The plan is based on five key objectives that define a new normal for water and sanitation management in South Africa, Balzer said.

This includes resilient and fit-for-use water supply; universal water and sanitation provision; equitable sharing and allocation of water resources; effective infrastructure management, operations and maintenance; and a reduction in future water demand.

“We want to make sure the master plan is not just a plan sitting on the shelf. We have to be ready for the future and can not wait for the pressure point,” he commented, referring to the severe, prolonged drought the country is experiencing.

He noted that there was a need to do more with less water and severely limited funds.

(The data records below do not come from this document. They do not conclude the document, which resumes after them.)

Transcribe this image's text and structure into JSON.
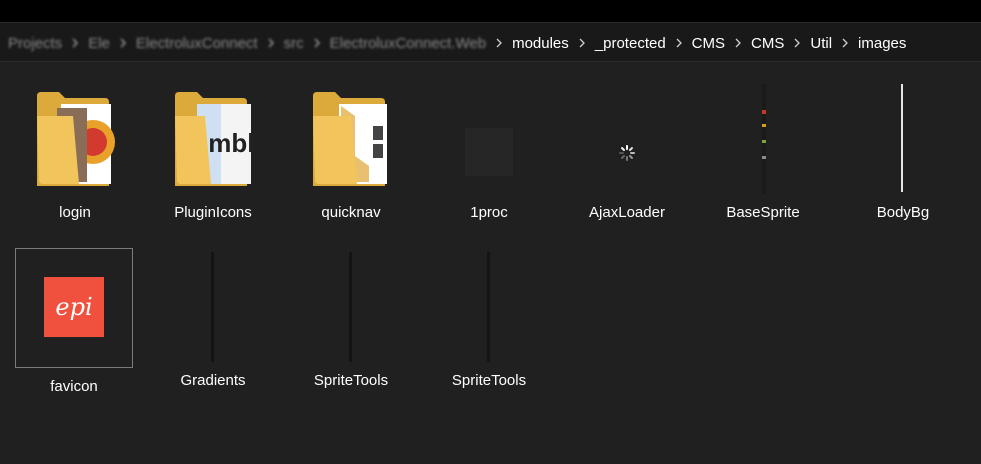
{
  "breadcrumb": {
    "blurred": [
      "Projects",
      "Ele",
      "ElectroluxConnect",
      "src",
      "ElectroluxConnect.Web"
    ],
    "items": [
      "modules",
      "_protected",
      "CMS",
      "CMS",
      "Util",
      "images"
    ]
  },
  "files": [
    {
      "name": "login",
      "icon": "folder-icon"
    },
    {
      "name": "PluginIcons",
      "icon": "folder-icon"
    },
    {
      "name": "quicknav",
      "icon": "folder-icon"
    },
    {
      "name": "1proc",
      "icon": "image-thumbnail-icon"
    },
    {
      "name": "AjaxLoader",
      "icon": "spinner-icon"
    },
    {
      "name": "BaseSprite",
      "icon": "sprite-thumbnail-icon"
    },
    {
      "name": "BodyBg",
      "icon": "line-thumbnail-icon"
    },
    {
      "name": "favicon",
      "icon": "epi-logo-icon"
    },
    {
      "name": "Gradients",
      "icon": "line-thumbnail-icon"
    },
    {
      "name": "SpriteTools",
      "icon": "line-thumbnail-icon"
    },
    {
      "name": "SpriteTools",
      "icon": "line-thumbnail-icon"
    }
  ],
  "favicon_text": "epi",
  "preview_text": "imbl",
  "colors": {
    "folder": "#f2c55c",
    "folder_dark": "#dca93b",
    "epi": "#f0513f",
    "background": "#202020"
  }
}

It is estimated that there is a R33-billion shortfall every year of the estimated R90-billion required a year for a sustainable water sector.

He highlighted several other challenges, including the more than three-million South African residents still without access to basic water supply and the 14.1-million with no access to safe sanitation.

Further, municipalities have made little progress in the conservation targets set out in the National Development Plan, with the average municipal water use currently at 237 litres per person a day compared with the global average of 173 litres per person a day.

Exacerbating this is the fact that the responsibility for water and sanitation supply lay with 144 municipalities that are also WSAs. However, a third of these are deemed dysfunctional and more than 50% lack sufficient technical staff.

Non-revenue water in municipalities is now estimated at 41%, leading to a revenue loss of R9.9-billion a year.

“The institutional landscape of the water sector is overly complex and not sufficiently transformed,” Balzer stated.